Injection day 2: the mental load.

Today was stressful in a completely different way than yesterday.

Yesterday was stressful because it was the first time I'd given myself the injections. Today was stressful because I thought I might have already messed them up.

At some point during the day, I started rewatching all of the medication videos. The more I watched them, the more convinced I became that I'd done something wrong with the Menopur the night before. I ended up on the phone with the pharmacist for almost 45 minutes, walking through everything step by step.

Turns out, I don't think I did anything wrong. But for a while there, I was spiraling.

You don't just become the patient. You become the pharmacist. The nurse. The doctor. The chemist. And somehow, also, the mathematician. The medication instructions, the packaging, the videos, and the supplies don't always seem to match each other perfectly. The video shows one type of needle. The kit has another. The instructions say one thing. The syringes make you question whether you're supposed to do something else. Then you find yourself staring at little glass vials of sodium chloride and powder, trying to figure out why there's 2 mL of liquid when the instructions only tell you to inject 1 mL — whether you're supposed to combine doses, whether you have enough syringes for all your medications, whether you've somehow misunderstood the whole process. I genuinely felt like I was doing fertility algebra in my kitchen.

Because every dose feels so important, every inconsistency makes you second-guess yourself. It's a strange thing — paying thousands and thousands of dollars for a medical procedure while being expected to mix medications and inject yourself at home. I'm sure it becomes second nature. But on day 2, it felt overwhelming.

The headache that stole the day

The physical part wasn't actually the hardest part today. The headache was.
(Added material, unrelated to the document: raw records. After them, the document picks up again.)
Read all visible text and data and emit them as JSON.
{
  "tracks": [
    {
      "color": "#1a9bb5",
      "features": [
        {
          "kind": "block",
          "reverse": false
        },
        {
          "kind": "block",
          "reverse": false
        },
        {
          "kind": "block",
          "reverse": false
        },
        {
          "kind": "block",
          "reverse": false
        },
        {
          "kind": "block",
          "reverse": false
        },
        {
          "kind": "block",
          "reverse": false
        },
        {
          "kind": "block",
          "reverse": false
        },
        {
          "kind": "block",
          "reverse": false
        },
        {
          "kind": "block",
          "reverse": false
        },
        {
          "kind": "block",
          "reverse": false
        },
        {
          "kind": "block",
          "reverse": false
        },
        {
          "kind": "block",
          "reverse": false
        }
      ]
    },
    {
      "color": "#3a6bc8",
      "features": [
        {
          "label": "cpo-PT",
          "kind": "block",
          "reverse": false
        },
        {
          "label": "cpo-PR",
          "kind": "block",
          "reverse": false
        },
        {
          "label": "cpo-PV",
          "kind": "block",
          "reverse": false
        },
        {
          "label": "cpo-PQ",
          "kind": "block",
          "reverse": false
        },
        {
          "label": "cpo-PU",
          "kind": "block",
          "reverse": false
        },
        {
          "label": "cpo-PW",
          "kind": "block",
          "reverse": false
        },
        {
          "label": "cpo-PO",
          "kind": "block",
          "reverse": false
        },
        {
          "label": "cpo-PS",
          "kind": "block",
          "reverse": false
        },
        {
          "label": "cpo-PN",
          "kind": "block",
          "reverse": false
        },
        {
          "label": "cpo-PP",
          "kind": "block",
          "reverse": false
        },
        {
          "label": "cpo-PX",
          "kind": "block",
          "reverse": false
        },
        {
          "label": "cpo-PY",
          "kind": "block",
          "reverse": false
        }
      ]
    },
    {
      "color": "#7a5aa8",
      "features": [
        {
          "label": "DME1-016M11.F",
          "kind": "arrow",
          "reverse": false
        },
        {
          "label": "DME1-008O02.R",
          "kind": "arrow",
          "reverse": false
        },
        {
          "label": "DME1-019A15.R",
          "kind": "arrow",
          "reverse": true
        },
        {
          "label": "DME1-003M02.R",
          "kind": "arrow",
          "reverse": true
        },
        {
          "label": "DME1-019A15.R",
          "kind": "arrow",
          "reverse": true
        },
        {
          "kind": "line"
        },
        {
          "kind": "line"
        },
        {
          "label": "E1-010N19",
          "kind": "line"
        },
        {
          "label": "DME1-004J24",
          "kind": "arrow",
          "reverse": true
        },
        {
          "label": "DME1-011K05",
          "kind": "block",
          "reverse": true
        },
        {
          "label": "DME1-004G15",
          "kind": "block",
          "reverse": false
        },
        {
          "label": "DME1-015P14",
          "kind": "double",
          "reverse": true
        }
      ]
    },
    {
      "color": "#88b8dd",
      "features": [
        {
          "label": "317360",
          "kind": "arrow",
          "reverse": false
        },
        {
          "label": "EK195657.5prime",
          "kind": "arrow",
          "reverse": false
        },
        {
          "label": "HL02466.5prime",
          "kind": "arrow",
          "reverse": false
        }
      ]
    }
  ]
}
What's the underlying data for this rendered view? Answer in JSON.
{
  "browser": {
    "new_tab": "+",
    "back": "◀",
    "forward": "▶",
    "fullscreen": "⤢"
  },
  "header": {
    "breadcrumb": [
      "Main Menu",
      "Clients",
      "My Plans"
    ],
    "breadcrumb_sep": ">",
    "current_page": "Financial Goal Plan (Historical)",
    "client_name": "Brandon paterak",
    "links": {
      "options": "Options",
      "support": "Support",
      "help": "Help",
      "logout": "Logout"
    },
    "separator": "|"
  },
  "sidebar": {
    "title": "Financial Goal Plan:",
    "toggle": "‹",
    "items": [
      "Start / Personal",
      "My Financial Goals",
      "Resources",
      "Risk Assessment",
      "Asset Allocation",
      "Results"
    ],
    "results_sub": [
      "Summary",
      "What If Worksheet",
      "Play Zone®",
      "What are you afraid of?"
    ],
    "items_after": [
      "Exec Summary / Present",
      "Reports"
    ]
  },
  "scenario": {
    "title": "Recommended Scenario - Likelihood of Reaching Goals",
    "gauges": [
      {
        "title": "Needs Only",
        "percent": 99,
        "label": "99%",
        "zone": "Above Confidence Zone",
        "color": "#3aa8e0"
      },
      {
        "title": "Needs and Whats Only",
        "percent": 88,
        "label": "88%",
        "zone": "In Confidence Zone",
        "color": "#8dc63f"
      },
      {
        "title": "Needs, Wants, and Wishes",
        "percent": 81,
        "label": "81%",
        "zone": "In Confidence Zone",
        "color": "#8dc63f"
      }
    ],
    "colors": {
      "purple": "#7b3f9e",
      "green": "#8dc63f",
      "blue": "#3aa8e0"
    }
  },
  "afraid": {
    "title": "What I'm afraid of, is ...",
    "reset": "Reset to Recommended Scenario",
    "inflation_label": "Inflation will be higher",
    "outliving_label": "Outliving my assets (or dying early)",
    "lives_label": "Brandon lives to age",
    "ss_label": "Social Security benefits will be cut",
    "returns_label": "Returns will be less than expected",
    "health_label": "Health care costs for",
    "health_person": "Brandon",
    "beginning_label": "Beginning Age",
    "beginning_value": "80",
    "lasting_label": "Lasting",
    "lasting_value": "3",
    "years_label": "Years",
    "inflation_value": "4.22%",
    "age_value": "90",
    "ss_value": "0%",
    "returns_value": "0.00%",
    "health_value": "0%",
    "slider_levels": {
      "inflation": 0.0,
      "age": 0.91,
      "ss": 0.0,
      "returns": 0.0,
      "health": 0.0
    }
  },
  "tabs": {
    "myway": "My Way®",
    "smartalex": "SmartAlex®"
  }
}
I woke up with one of the worst headaches I've had in a long time. It sat right on the edge of becoming a migraine all day — bad enough that I had to lie down in bed for almost three hours with my eyes closed because light made it worse. If I still had my full-time job, I honestly would have taken the day off.

What caused it?

Hard to know. My period. The hormones. Stress. Lack of sleep. The early morning appointments. Probably all of it. It was gone by evening, but it completely stole the middle of my day.

Other than the headache, I actually felt okay physically. No nausea. No cramping. No major emotional swings. Just that headache.

Something I noticed but didn't expect

What surprised me

My period was surprisingly light. Normally I'd be changing tampons throughout the day, but since I'm using pads during this cycle, it was really obvious how little I was actually bleeding. I didn't even need to change my pad. Nobody mentioned this beforehand — another one of those moments of wondering, is this normal? That question seems to be the theme of this entire process.

By the time injections came around

I actually felt okay physically by the time I did my injections tonight. The Menopur didn't burn quite as much as the night before, though my stomach felt a little more sensitive afterward. My headache was still hanging around. But emotionally, I was exhausted.

Not because of the injections themselves. Because of everything surrounding them — the second-guessing, the troubleshooting, the responsibility. The constant feeling that you're one tiny mistake away from messing up something incredibly expensive and incredibly important.

I think that's what surprised me most about day 2. Not the injections. Not the medications. The mental load.

Everyone prepares you for the bloating. Everyone prepares you for the retrieval. Nobody tells you that you'll spend an evening standing in your kitchen trying to decipher medication instructions like you're studying for an exam you didn't know you were taking. Nobody tells you that you'll become the patient, the nurse, the pharmacist, the chemist, and the mathematician — all at the same time.

Nobody tells you how exhausting that part can be.